Nascida em Pernambuco, em 1959, Jussara Salazar vive em Curitiba desde 1985. Começou sua trajetória como artista plástica, sutil, com várias exposições pelo país, e hoje também realiza trabalhos refinados de design editorial. Como poeta, já produziu livros-objetos, edições artesanais e livros tradicionais, tais como Inscritos da casa de Alice (1999), Baobá, poemas de Leticia Volpi (2002), Natália (2004), Coloraurisonoros (2008, publicado em Buenos Aires), Carpideiras (2011), O gato de porcelana, o peixe de cera e as coníferas (2014) Fia (2014) e Corpo de peixe em arabesco (2019).
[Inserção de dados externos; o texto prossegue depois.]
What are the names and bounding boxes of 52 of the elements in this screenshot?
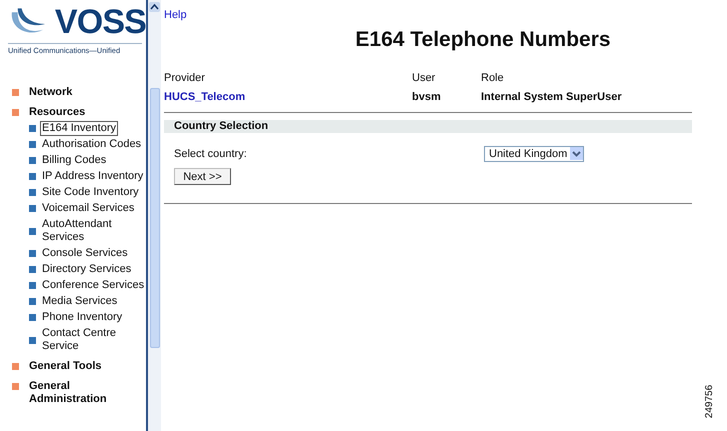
- bullet-icon: [29, 157, 36, 164]
- info-label: Provider: [164, 70, 206, 86]
- bullet-icon: [29, 298, 36, 305]
- help-link[interactable]: Help: [164, 7, 187, 24]
- nav-category[interactable]: Network: [29, 86, 129, 99]
- info-label: Role: [481, 70, 505, 86]
- bullet-icon: [29, 141, 36, 148]
- bullet-icon: [12, 363, 19, 370]
- info-value: bvsm: [412, 90, 442, 105]
- bullet-icon: [29, 250, 36, 257]
- bullet-icon: [12, 109, 19, 116]
- nav-item[interactable]: AutoAttendant Services: [41, 218, 146, 244]
- provider-link[interactable]: HUCS_Telecom: [164, 89, 412, 106]
- nav-item[interactable]: Directory Services: [41, 263, 132, 276]
- info-label: User: [412, 70, 436, 86]
- nav-item[interactable]: Billing Codes: [41, 154, 108, 167]
- scrollbar[interactable]: [148, 0, 161, 431]
- nav-item[interactable]: IP Address Inventory: [41, 170, 144, 183]
- nav-item[interactable]: Media Services: [41, 295, 118, 308]
- section-header: Country Selection: [164, 120, 692, 132]
- field-label: Select country:: [174, 146, 248, 162]
- figure-id: 249756: [703, 384, 716, 418]
- nav-item[interactable]: Contact Centre Service: [41, 327, 146, 353]
- nav-item[interactable]: Conference Services: [41, 279, 146, 292]
- nav-item[interactable]: Authorisation Codes: [41, 138, 142, 151]
- nav-item[interactable]: Voicemail Services: [41, 202, 136, 215]
- bullet-icon: [29, 228, 36, 234]
- bullet-icon: [29, 336, 36, 344]
- dropdown-icon: [570, 147, 584, 160]
- nav-category[interactable]: General Administration: [29, 380, 129, 406]
- nav-item[interactable]: Site Code Inventory: [41, 186, 140, 199]
- country-select[interactable]: United Kingdom: [484, 146, 584, 162]
- nav-category[interactable]: General Tools: [29, 360, 129, 373]
- bullet-icon: [29, 125, 36, 132]
- nav-item[interactable]: Console Services: [41, 247, 129, 260]
- nav-item[interactable]: Phone Inventory: [41, 311, 124, 324]
- bullet-icon: [12, 383, 19, 390]
- nav-item[interactable]: E164 Inventory: [41, 122, 117, 135]
- bullet-icon: [12, 89, 19, 96]
- bullet-icon: [29, 282, 36, 289]
- bullet-icon: [29, 173, 36, 180]
- nav-category[interactable]: Resources: [29, 106, 129, 119]
- bullet-icon: [29, 314, 36, 321]
- page-title: E164 Telephone Numbers: [354, 26, 612, 52]
- scroll-up-icon[interactable]: [149, 2, 160, 12]
- bullet-icon: [29, 189, 36, 196]
- bullet-icon: [29, 205, 36, 212]
- next-button[interactable]: Next >>: [174, 168, 231, 185]
- bullet-icon: [29, 266, 36, 273]
- scroll-thumb[interactable]: [150, 88, 160, 348]
- logo-wordmark: VOSS: [54, 4, 146, 40]
- info-value: Internal System SuperUser: [481, 90, 622, 105]
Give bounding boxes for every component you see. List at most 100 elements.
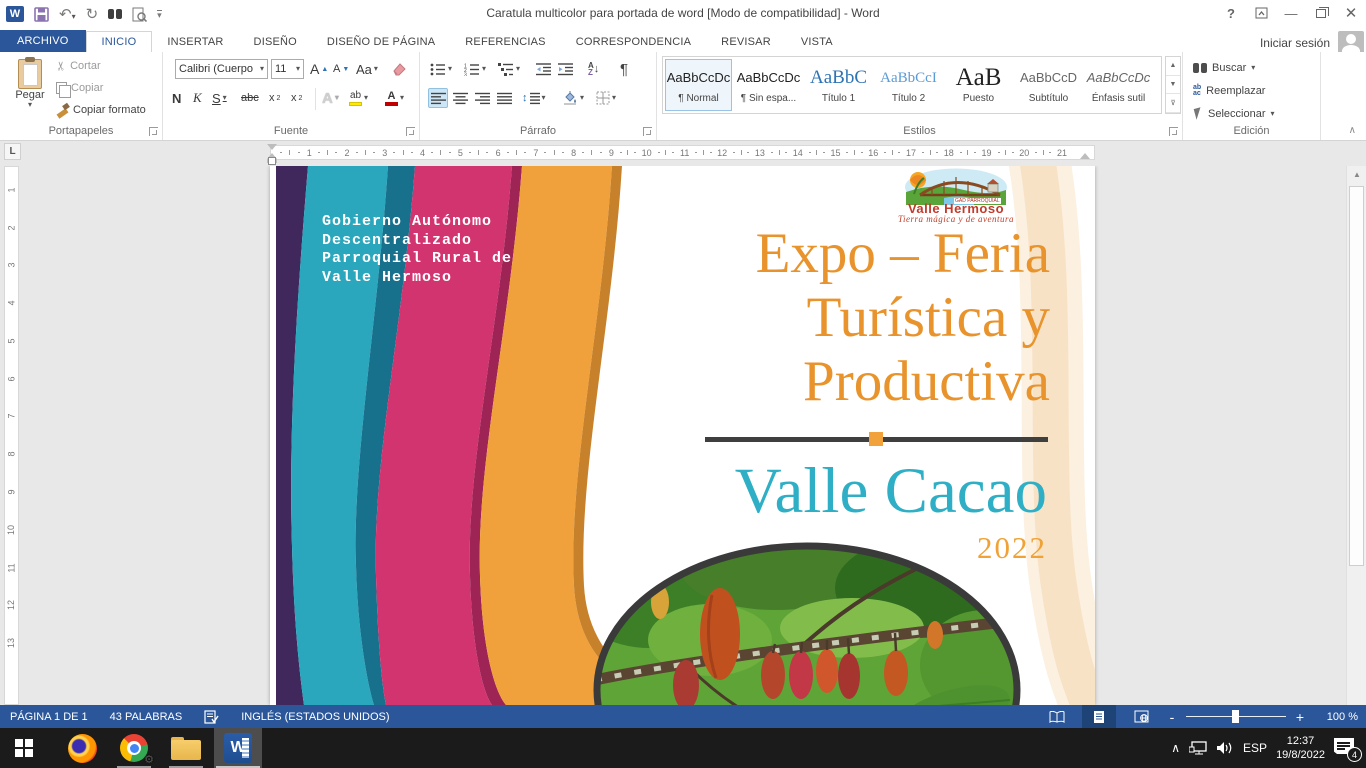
- language-indicator[interactable]: INGLÉS (ESTADOS UNIDOS): [241, 711, 389, 723]
- web-layout-button[interactable]: [1124, 705, 1158, 728]
- tab-diseno[interactable]: DISEÑO: [239, 32, 312, 52]
- taskbar-word[interactable]: W: [214, 728, 262, 768]
- style-normal[interactable]: AaBbCcDc¶ Normal: [665, 59, 732, 111]
- align-center-button[interactable]: [450, 88, 470, 108]
- style-titulo1[interactable]: AaBbCTítulo 1: [805, 59, 872, 111]
- styles-gallery-expand[interactable]: ⊽: [1166, 94, 1180, 113]
- page-indicator[interactable]: PÁGINA 1 DE 1: [10, 711, 88, 723]
- style-titulo2[interactable]: AaBbCcITítulo 2: [875, 59, 942, 111]
- superscript-button[interactable]: x2: [291, 88, 302, 108]
- tab-diseno-de-pagina[interactable]: DISEÑO DE PÁGINA: [312, 32, 450, 52]
- underline-button[interactable]: S▾: [212, 88, 227, 108]
- zoom-level[interactable]: 100 %: [1314, 711, 1358, 723]
- tab-vista[interactable]: VISTA: [786, 32, 848, 52]
- clipboard-dialog-launcher[interactable]: [149, 127, 158, 136]
- tab-archivo[interactable]: ARCHIVO: [0, 30, 86, 52]
- styles-scroll-up[interactable]: ▲: [1166, 57, 1180, 76]
- bold-button[interactable]: N: [172, 88, 181, 108]
- cut-button[interactable]: ✂ Cortar: [56, 57, 101, 75]
- italic-button[interactable]: K: [193, 88, 202, 108]
- numbering-button[interactable]: 123 ▾: [464, 59, 486, 79]
- first-line-indent-marker[interactable]: [267, 144, 277, 150]
- scrollbar-thumb[interactable]: [1349, 186, 1364, 566]
- horizontal-ruler[interactable]: 1 2 3 4 5 6 7 8 9 10: [270, 145, 1095, 160]
- document-page[interactable]: Valle Hermoso GAD PARROQUIAL Tierra mági…: [270, 166, 1095, 705]
- bullets-button[interactable]: ▾: [430, 59, 452, 79]
- styles-dialog-launcher[interactable]: [1169, 127, 1178, 136]
- change-case-button[interactable]: Aa▾: [356, 59, 378, 79]
- paragraph-dialog-launcher[interactable]: [643, 127, 652, 136]
- show-marks-button[interactable]: ¶: [620, 59, 628, 79]
- highlight-button[interactable]: ab▾: [349, 88, 368, 108]
- decrease-indent-button[interactable]: [536, 59, 551, 79]
- right-indent-marker[interactable]: [1080, 153, 1090, 159]
- collapse-ribbon-icon[interactable]: ∧: [1349, 125, 1356, 136]
- taskbar-firefox[interactable]: [58, 728, 106, 768]
- selection-handle[interactable]: [268, 157, 276, 165]
- replace-button[interactable]: abac Reemplazar: [1193, 82, 1265, 100]
- shrink-font-button[interactable]: A▼: [333, 59, 349, 79]
- tab-inicio[interactable]: INICIO: [86, 31, 153, 53]
- minimize-button[interactable]: —: [1276, 0, 1306, 26]
- style-puesto[interactable]: AaBPuesto: [945, 59, 1012, 111]
- align-left-button[interactable]: [428, 88, 448, 108]
- print-layout-button[interactable]: [1082, 705, 1116, 728]
- proofing-icon[interactable]: [204, 710, 219, 724]
- find-button[interactable]: Buscar▾: [1193, 59, 1255, 77]
- tab-revisar[interactable]: REVISAR: [706, 32, 786, 52]
- ribbon-display-options-icon[interactable]: [1246, 0, 1276, 26]
- tab-correspondencia[interactable]: CORRESPONDENCIA: [561, 32, 706, 52]
- avatar[interactable]: [1338, 31, 1364, 54]
- valle-hermoso-logo[interactable]: Valle Hermoso GAD PARROQUIAL Tierra mági…: [892, 168, 1020, 226]
- paste-button[interactable]: Pegar ▾: [8, 57, 52, 135]
- restore-button[interactable]: [1306, 0, 1336, 26]
- shading-button[interactable]: ▾: [562, 88, 584, 108]
- scroll-up-arrow[interactable]: ▲: [1347, 166, 1366, 183]
- strikethrough-button[interactable]: abc: [241, 88, 259, 108]
- help-icon[interactable]: ?: [1216, 0, 1246, 26]
- zoom-out-button[interactable]: -: [1166, 709, 1178, 725]
- tab-stop-selector[interactable]: L: [4, 143, 21, 160]
- clear-formatting-button[interactable]: [391, 59, 407, 79]
- vertical-scrollbar[interactable]: ▲: [1346, 166, 1366, 705]
- select-button[interactable]: Seleccionar▾: [1193, 105, 1275, 123]
- tab-insertar[interactable]: INSERTAR: [152, 32, 238, 52]
- borders-button[interactable]: ▾: [596, 88, 616, 108]
- vertical-ruler[interactable]: 12345678910111213: [4, 166, 19, 705]
- clock[interactable]: 12:37 19/8/2022: [1276, 734, 1325, 762]
- taskbar-chrome[interactable]: ⚙: [110, 728, 158, 768]
- style-enfasis-sutil[interactable]: AaBbCcDcÉnfasis sutil: [1085, 59, 1152, 111]
- subscript-button[interactable]: x2: [269, 88, 280, 108]
- style-subtitulo[interactable]: AaBbCcDSubtítulo: [1015, 59, 1082, 111]
- styles-scroll-down[interactable]: ▼: [1166, 76, 1180, 95]
- font-dialog-launcher[interactable]: [406, 127, 415, 136]
- font-color-button[interactable]: A▾: [385, 88, 404, 108]
- grow-font-button[interactable]: A▲: [310, 59, 328, 79]
- justify-button[interactable]: [494, 88, 514, 108]
- volume-icon[interactable]: [1216, 741, 1234, 755]
- increase-indent-button[interactable]: [558, 59, 573, 79]
- network-icon[interactable]: [1189, 741, 1207, 756]
- tab-referencias[interactable]: REFERENCIAS: [450, 32, 560, 52]
- keyboard-language[interactable]: ESP: [1243, 741, 1267, 755]
- font-size-combo[interactable]: 11▾: [271, 59, 304, 79]
- word-count[interactable]: 43 PALABRAS: [110, 711, 183, 723]
- zoom-slider[interactable]: [1186, 705, 1286, 728]
- taskbar-explorer[interactable]: [162, 728, 210, 768]
- close-button[interactable]: ✕: [1336, 0, 1366, 26]
- action-center-icon[interactable]: 4: [1334, 738, 1356, 758]
- copy-button[interactable]: Copiar: [56, 79, 103, 97]
- style-sin-espaciado[interactable]: AaBbCcDc¶ Sin espa...: [735, 59, 802, 111]
- text-effects-button[interactable]: A▾: [322, 88, 339, 108]
- format-painter-button[interactable]: Copiar formato: [56, 101, 146, 119]
- align-right-button[interactable]: [472, 88, 492, 108]
- multilevel-list-button[interactable]: ▾: [498, 59, 520, 79]
- sign-in-link[interactable]: Iniciar sesión: [1260, 36, 1330, 50]
- read-mode-button[interactable]: [1040, 705, 1074, 728]
- sort-button[interactable]: AZ ↓: [588, 59, 599, 79]
- zoom-in-button[interactable]: +: [1294, 709, 1306, 725]
- tray-expand-icon[interactable]: ∧: [1171, 741, 1180, 755]
- start-button[interactable]: [0, 728, 48, 768]
- zoom-slider-thumb[interactable]: [1232, 710, 1239, 723]
- font-family-combo[interactable]: Calibri (Cuerpo▾: [175, 59, 268, 79]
É uma trajetória de produção que passa de duas décadas, com uma tripla marca recorrente: sutileza, pesquisa e projeto unitário.  

Foi incluída na antologia "Pindorama - 30 poetas de Brasil", organizada por Reynaldo Jiménez para a revista Tsé—Tsé de n.° 7/8 (Buenos Aires, outono/2000).

TENS UMA CORÇA
TATUADA SOB O PEITO?

Aquela corça

Que viste no campo

Extraviada

Como uma letra solta

na página como palavra

Que se desfaz contigo

A corça

Que risca o campo

A corça que corre

Livre

E seu pelo se levanta

Ondula

Dança

Como o vento

Balança ao tempo

E se recompõe

A cada planície

A cada nome que escreve

Quando risca o campo

Leve

A corça anseia

Por águas correntes

Palavras que passam

Como rio que se reescreve

E foge

Como ovelha

Que ninguém recolhe

E habita minha casa

A tua casa

E respira

Solfeja

Um canto torto

Quando corre

Com meus pés pelo campo

Com todos os pés

E respira mais uma vez

Com seu fôlego de corça              

Tens uma corça              

Com teu nome escrito?

Sobre todos os nomes

Há uma corça bíblica

Que habitou

Em mim

que correu pelo campo

Extraviada

E que habitou

Em ti

***

A CASA ME CABE

A casa não me cabe

Me sobra um corpo

um nome escrito

que desaparece

nas paredes

No chão

No ar

Da interminável noite

Entre águas descendo o rio

Mergulho

O vestido se esgarça

Como um mapa de pontos

Marcando

A terra do quintal

Que se espraia

Com suas mulheres

Colhendo as frutas

Ao amanhecer

A casa me cabe

A casa não me cabe

Seguro a concha das mãos

Apuro o som do mar

As pedras marinhas

As ondas inquietas

Que rugem

Que não se calam

sob esse chão

***
Jussara Salazar é mestre em Estudos Literários pela UFPR e doutora em Comunicação e Semiótica pela PUC-SP. Atua como designer, artista visual e tradutora. Publicou os livros de poesia Inscritos da Casa de Alice (1999), Baobá: Poemas de Leticia Volpi (2002), Natália (2004), Coraurissonoros (2008), Carpideiras (2011), O Gato de Porcelana, o Peixe de Cera e as Coníferas (2014) e Fia (2016). Vive em Curitiba (PR).